In some definitions (that I happen to agree with but because we wanted to save money by first not properly training testers and then getting rid of them is not present so much in public discourse) the purpose of testing (or better said quality control) is:

1) Verify requirements => this can be done with formal verifications

2) Validate fit for purpose => this is where we make sure that if the customer needs addition it does not matter if our software does very well substraction and it has a valid proof of doing that according with specs.

I know this second part is kinda lost in the transition from oh my god waterfall is bad to yeyy now we can fire all testers because the quality is the responsibility of the entire team.

AlienRobot 12/18/2025|||

>an error of translation from natural language to formal language

Really? Programming languages are all formal languages, which means all human-made errors in algorithms wouldn't be "bugs" anymore. Some projects even categorize typos as bugs, so that's a unusually strict definition of "bug" in my opinion.

suspended_state 12/20/2025||

Sure, I guess you can understand what I said that way, but that's not what I meant. I wasn't thinking about the implementation, but the specifications.

Read again the quote I was refering to if you need better context to understand my comment.

If you have good formal specifications, you should be able to produce the corresponding code. Any error in that phase should be considered a bug, and yes, a typo should fit that category, if it makes the code deviate from the specs.

But an error in the step of translating the requirements (usually explained in natural language) to specifications (usually described formally) isn't a bug, it's a translation error.

jandrese 12/17/2025|||

The danger of this is people start asking about formally verified specs, and down that road lies madness.

"If you can formally verify the spec the code can be auto-generated from it."

TimTheTinker 12/17/2025||

Most formal "specs" (the part that defines the system's actual behavior) are just code. So a formally verified (or compiled) spec is really just a different programming language, or something layered on top of existing code. Like TypeScript types are a non-formal but empirical verification layer on top of JavaScript.

The hard part remains: translating from human-communicated requirements to a maintainable spec (formally verified or not) that completely defines the module's behavior.

strbean 12/17/2025|||

> decide what the software is supposed to do in the first place.

That's where the job security is (and always has been).
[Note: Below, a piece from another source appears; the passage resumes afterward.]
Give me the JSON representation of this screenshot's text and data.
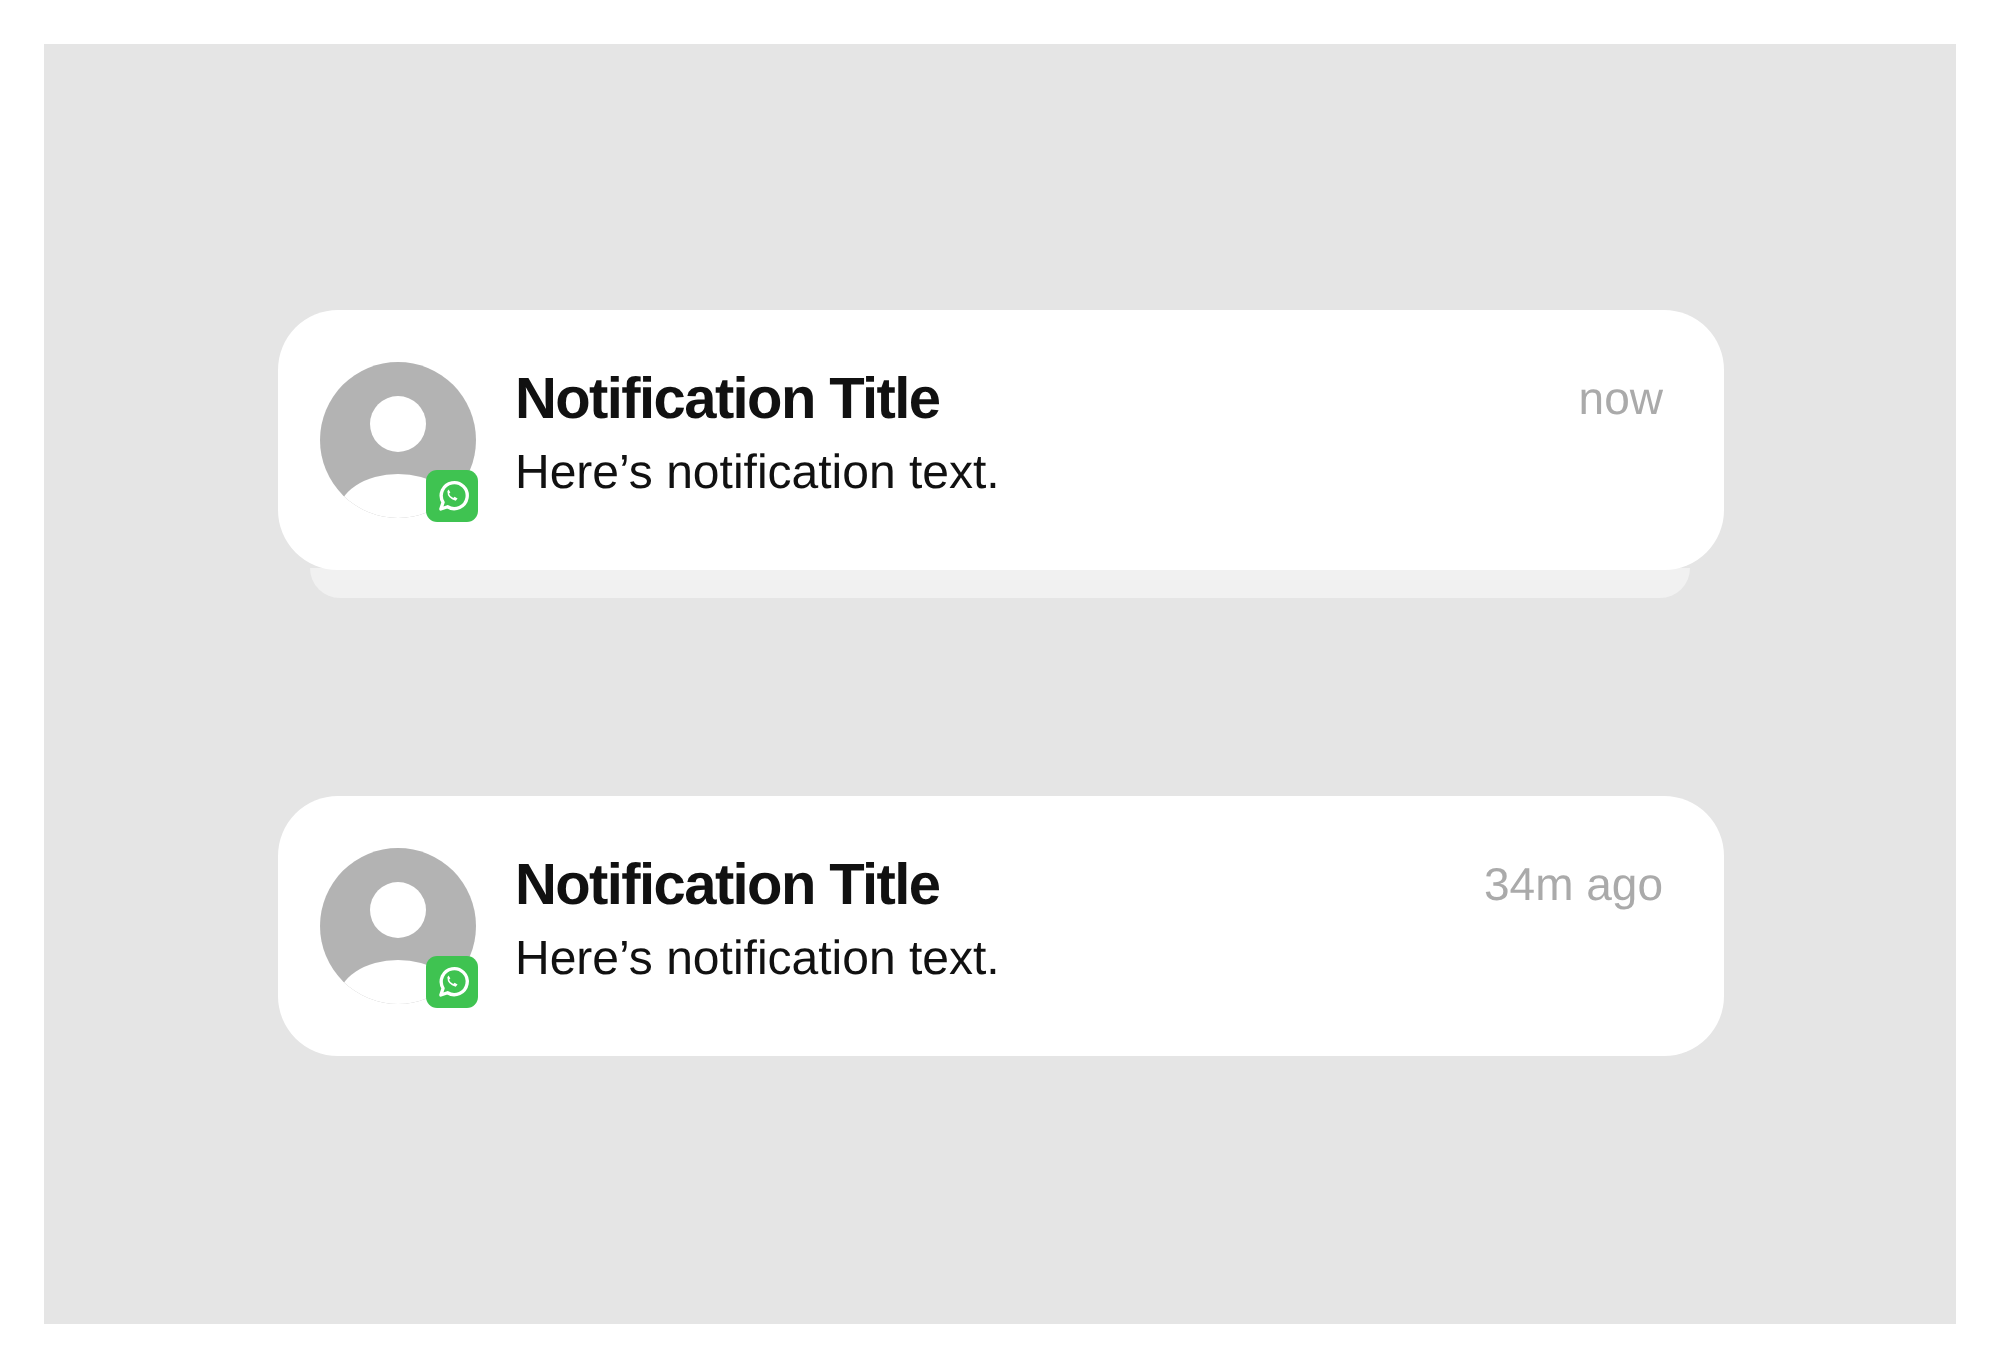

This has been my answer to "are you afraid for your job because of AI?"

Writing the code is very rarely the hard part. The hard part is getting a spec from the PM, or gathering requirements stakeholders. And then telling them why the spec / their requirements don't make sense or aren't feasible, and figuring out ones that will actually achieve their goals.

svat 12/17/2025|||

There are some basic invariants like "this program should not crash on any input" or "this service should be able to handle requests that look like X up to N per second" — though I expect those will be the last to be amenable to formal verification, they are also very simple ones that (when they become possible) will be easy to write down.

yencabulator 12/18/2025||

> "this program should not crash on any input" [...] though I expect those will be the last to be amenable to formal verification,

In the world of Rust, this is actually the easiest to achieve level of formal proofs.

Simple lints can eliminate panics and potentially-panicking operations (forcing you/LLM to use variants with runtime error handling, e.g. `s[i]` can become `s.get(i).unwrap_or(MyError::RuhRoh)?`, or more purpose-specific handling; same thing for e.g. enforcing that arithmetic never underflows/overflows).
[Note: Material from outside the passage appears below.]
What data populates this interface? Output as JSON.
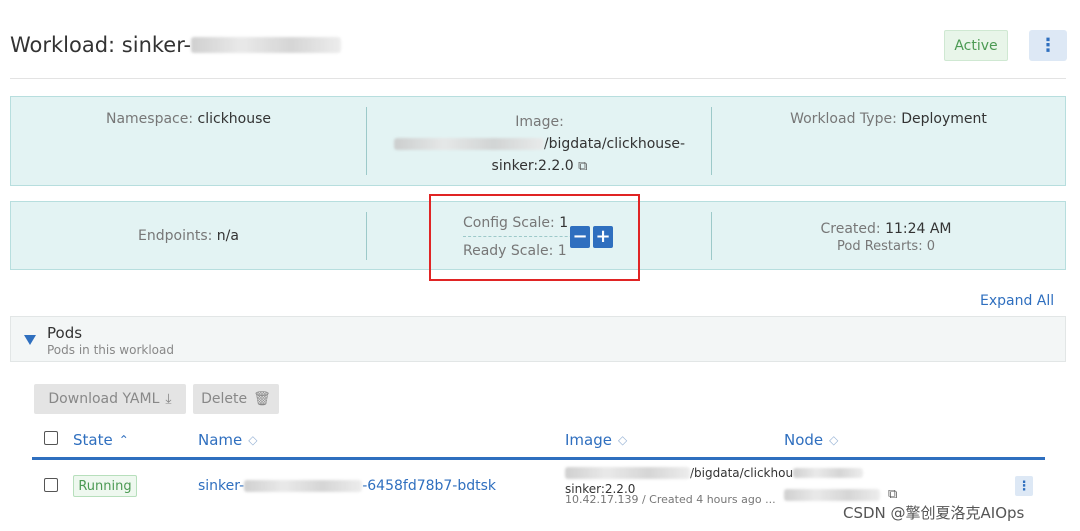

Kani symbolically evaluates simple Rust functions and ensures that the function does not panic on any possible value on it's input, and on top of that you can add invariants to be enforced (e.g. search for an item in an array always returns either None or a valid index, and the value at that index fulfills the search criteria).

(The real challenge with e.g. Kani is structuring a codebase such that it has those simple-enough subparts where formal methods are feasible.)

Verdex 12/17/2025|||

Yeah, the hyper majority of the history of "getting things done" has been: find some guy who can translate "make the crops grow" into a pile of food.

The people who care about the precise details have always been relegated to a tiny minority, even in our modern technological world.

anovick 12/17/2025|||

OP seems not broadly applicative to corporate software development.

Rather, it's directed at the kind of niche, mission-critical things, that not all of which are getting the formal verification solution that is needed for them and/or that don't get considered due to high costs (due to specialization skill).

I read OP as a realization that the costs have fallen, and thus we should see formal verification more than before.

fulafel 12/18/2025|||

This is the article's message as well:

"That doesn’t mean software will suddenly be bug-free. As the verification process itself becomes automated, the challenge will move to correctly defining the specification: that is, how do you know that the properties that were proved are actually the properties that you cared about? Reading and writing such formal specifications still requires expertise and careful thought. But writing the spec is vastly easier and quicker than writing the proof by hand, so this is progress."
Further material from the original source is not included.